Tonality versus atonality

André Laporte once told me – to my surprise – that one cannot continue to deny tonality. This remarkable statement, especially for him, has always stayed with me. It summarizes well the actual situation of music in human life.

Sounds that contain a clear pitch and which are conceived either together or one after the other will get meaning for us only when the number of vibrations of these sounds form a ratio, which is expressible in whole numbers.

This knowledge, first described and developed by Pythagoras, has led to the creation of the modes and keys, but also to restrictions! If one would tune everything in perfect intervals, this would yield an impossible and useless set of sounds.

This is easy to prove: a perfect major third has a 5:4 ratio in Herz. If you stack three major thirds above each other however, you will not obtain a perfect octave (2:1 = 2) but a slightly smaller distance, namely

(5:4) x (5:4) x (5:4) = 125:64 = 1.953125

This ‘imperfection’ of nature (it seems the law of Gödel) was circumvented at the time of Bach by the tempered tuning (the ‘well temperament’ and the ‘equal temperament’) which makes every third slightly larger. A very handy trick that ensures we can play in all keys.

Since that time, nothing has changed really. There has been more experimenting with different scales but this has not lead to an outcome with any significance.

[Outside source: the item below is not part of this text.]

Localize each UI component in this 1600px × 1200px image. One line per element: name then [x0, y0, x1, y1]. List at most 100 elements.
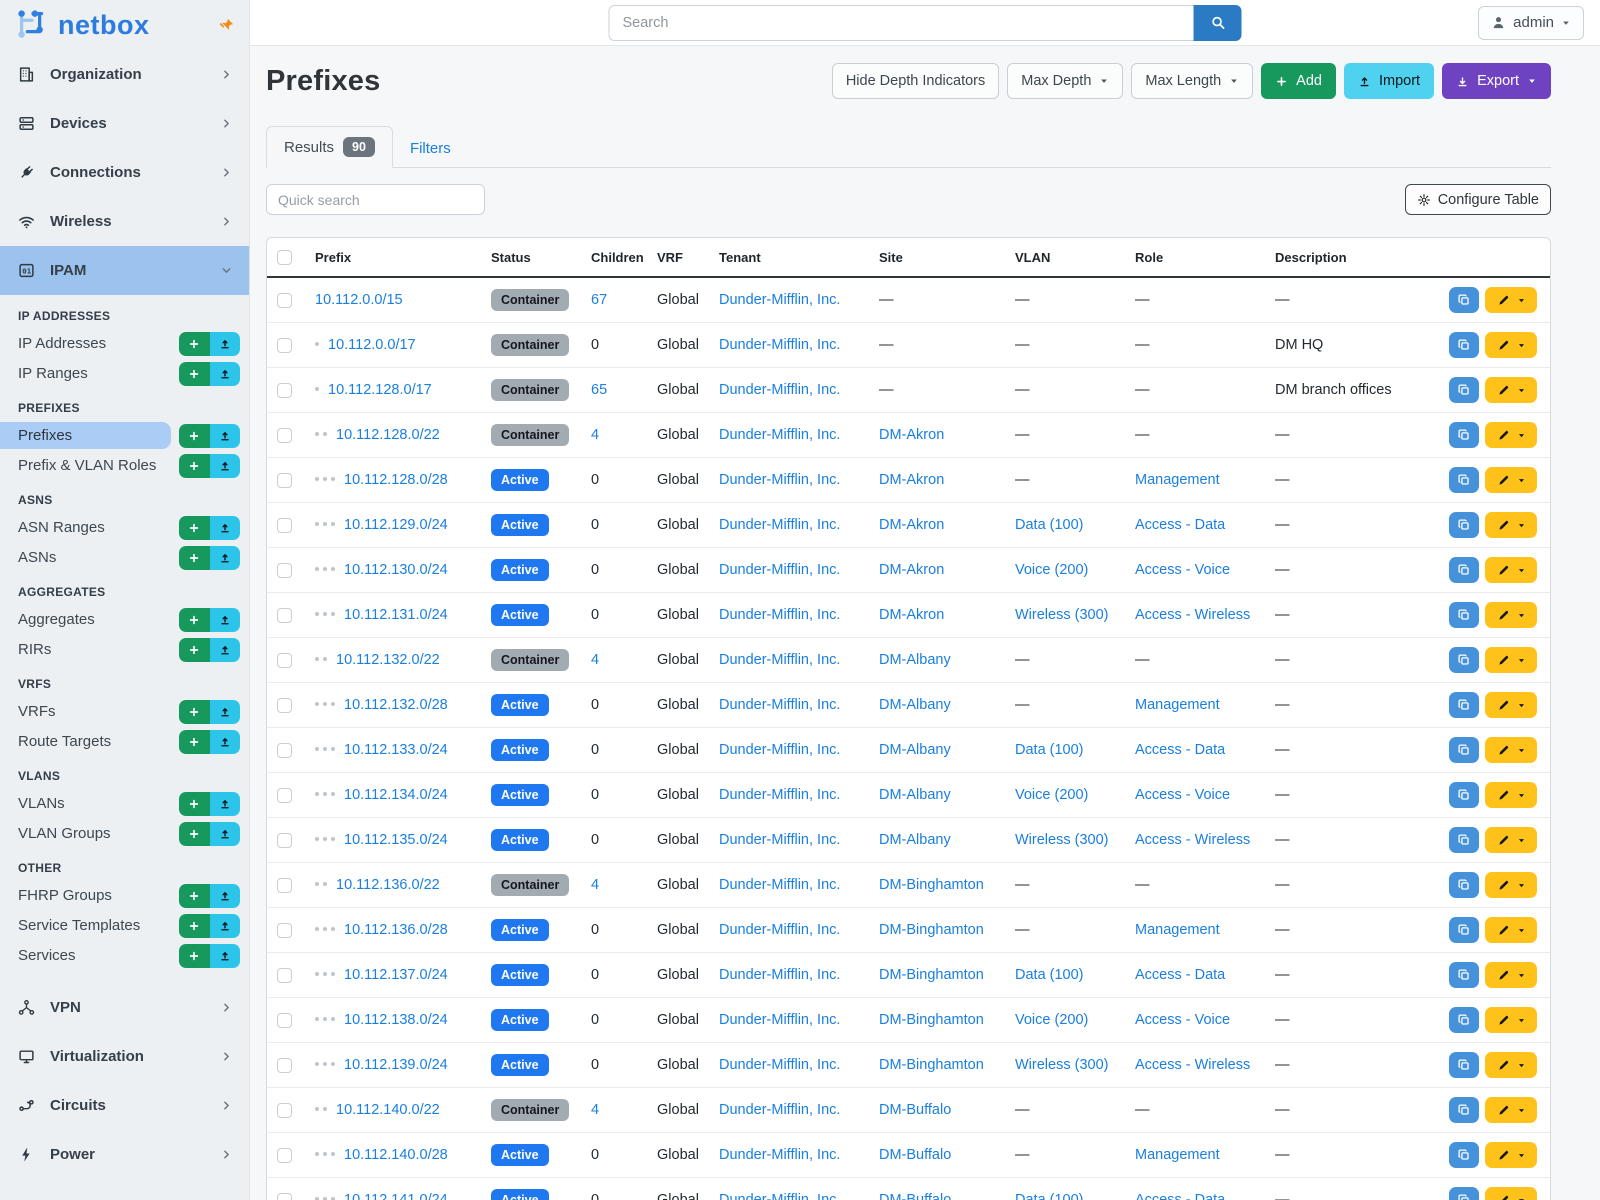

Lutoslawsky, with whom I had two long conversations, told me at the time he was working on his fourth symphony, that he had spent his whole life several hours a day to reflect upon the purely technical aspects of musical composition! The techniques he developed that way were applied in effective compositions only after about more or less 10 years. He also told me that he had invented another tonescale (or temperament) many years earlier and asked several engineers to calculate it. The result, he said, was horrendous and unusable. We, people, are chained to the well-tempered system!

In the 19th century the tonal center was self-evident. Both the vertical (chords) and the horizontal (the melody) in music possessed a tonal center, which could shift in the course of the composition, but was always present and recognizable. Both components became however more complex and sometimes ambiguous, first in the chords and later in the melody.

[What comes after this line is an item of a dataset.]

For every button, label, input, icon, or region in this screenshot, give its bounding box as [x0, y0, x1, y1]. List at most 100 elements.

The famous ‘ Tristan’ chord can be explained and solved in different ways. The chord itself not expresses any tonality, and acquires meaning depending on what is coming next. If the continuation of the music has no clear tonal center either, then one evolves in the direction of ‘atonality’. This concept I do not like to use however, because I think there persists always a suggested tonal center (one or more). Also the (trained) listener will automatically create such a center, usually unconsciously. So there is at least a subjective tonality, which even can be different than the one meant by the composer.

Also the melody lines became more complex. Composers increasingly used key foreign notes and gradually all twelve notes were used within a melody. Schönberg has formalized this trend by introducing dodecaphony.

“Today I have discovered something which will assure the supremacy of German music for the next hundred years.” A remarkable statement of Schönberg himself …

It is known that Schoenberg did disapprove of the terminology ‘atonal’ in relation with his music. Dodecaphony is indeed not a synonym for atonality .

I often use dodecaphonic sequences or sequences that are bigger, but I definitely do not write ‘atonal’. I deal with tonality freely, and sometimes use several tonal centers simultaneously or write passages in which the tonality is not evident and most of the time suggested. I suspect that tonality has deep roots in human nature.